The issue has been offering 51,02,75,743 shares in a price band of Rs 105-111 per equity share. The aggregate size of the offer is around Rs 5357.89 crore to Rs 5664.06 crore based on lower and upper price band respectively. Minimum application is to be made for 135 shares and in multiples thereon, thereafter. On performance front, the company’s revenue from operations increased by 29.37% to Rs 55,775.38 million in the six months period ended September 30, 2025 from Rs 43,112.87 million in the six months period ended September 30, 2024, primarily due to an increase in its Segment revenue - Marketplace. Moreover, the company’s Restated loss decreased by 72.12% to Rs 7,007.18 million in the six months period ended September 30, 2025 from a restated loss of Rs 25,128.91 million in the six months period ended September 30, 2024.

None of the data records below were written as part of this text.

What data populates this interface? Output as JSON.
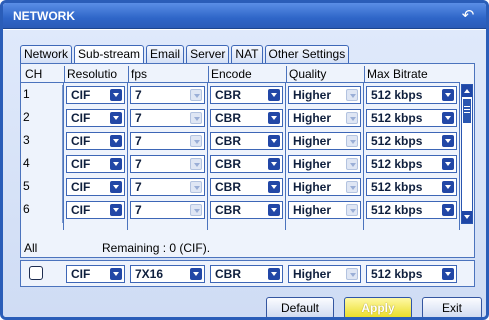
{
  "window": {
    "title": "NETWORK"
  },
  "tabs": [
    "Network",
    "Sub-stream",
    "Email",
    "Server",
    "NAT",
    "Other Settings"
  ],
  "active_tab": "Sub-stream",
  "table": {
    "headers": [
      "CH",
      "Resolutio",
      "fps",
      "Encode",
      "Quality",
      "Max Bitrate"
    ],
    "rows": [
      {
        "ch": "1",
        "resolution": "CIF",
        "fps": "7",
        "encode": "CBR",
        "quality": "Higher",
        "bitrate": "512 kbps"
      },
      {
        "ch": "2",
        "resolution": "CIF",
        "fps": "7",
        "encode": "CBR",
        "quality": "Higher",
        "bitrate": "512 kbps"
      },
      {
        "ch": "3",
        "resolution": "CIF",
        "fps": "7",
        "encode": "CBR",
        "quality": "Higher",
        "bitrate": "512 kbps"
      },
      {
        "ch": "4",
        "resolution": "CIF",
        "fps": "7",
        "encode": "CBR",
        "quality": "Higher",
        "bitrate": "512 kbps"
      },
      {
        "ch": "5",
        "resolution": "CIF",
        "fps": "7",
        "encode": "CBR",
        "quality": "Higher",
        "bitrate": "512 kbps"
      },
      {
        "ch": "6",
        "resolution": "CIF",
        "fps": "7",
        "encode": "CBR",
        "quality": "Higher",
        "bitrate": "512 kbps"
      }
    ]
  },
  "all": {
    "label": "All",
    "remaining": "Remaining : 0 (CIF).",
    "resolution": "CIF",
    "fps": "7X16",
    "encode": "CBR",
    "quality": "Higher",
    "bitrate": "512 kbps",
    "checked": false
  },
  "buttons": {
    "default": "Default",
    "apply": "Apply",
    "exit": "Exit"
  },
  "icons": {
    "back": "back-arrow-icon",
    "dropdown": "chevron-down-icon",
    "scroll_up": "scroll-up-icon",
    "scroll_down": "scroll-down-icon"
  },
  "colors": {
    "title_bar": "#2f66c8",
    "border": "#2a5db8",
    "arrow_button": "#2247a6",
    "apply_button": "#e9dc24",
    "panel_bg": "#dfe9fb"
  }
}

The company’s aim is to democratise internet commerce for everyone by building a platform that is affordable and accessible to a diverse consumer base, whether a high income urban shopper or a rural consumer. It intends to tap into a growing market opportunity and increase consumer penetration from both Top 8 cities and beyond in India. As of Fiscal 2025, India has 692-706 million smartphone users, while the number of online shoppers stands at only 250-270 million, highlighting significant headroom for further e-commerce penetration. Going forward, the company plans to continue to scale its content commerce marketplace. As of Fiscal 2025, content commerce in India accounted for 1%-2% of the overall ecommerce market, significantly lower than Indonesia (20-30%) and China (40-50%) in the same period, highlighting substantial headroom for growth. With a growing content commerce base on its platform, the company is well positioned to capture this growth potential.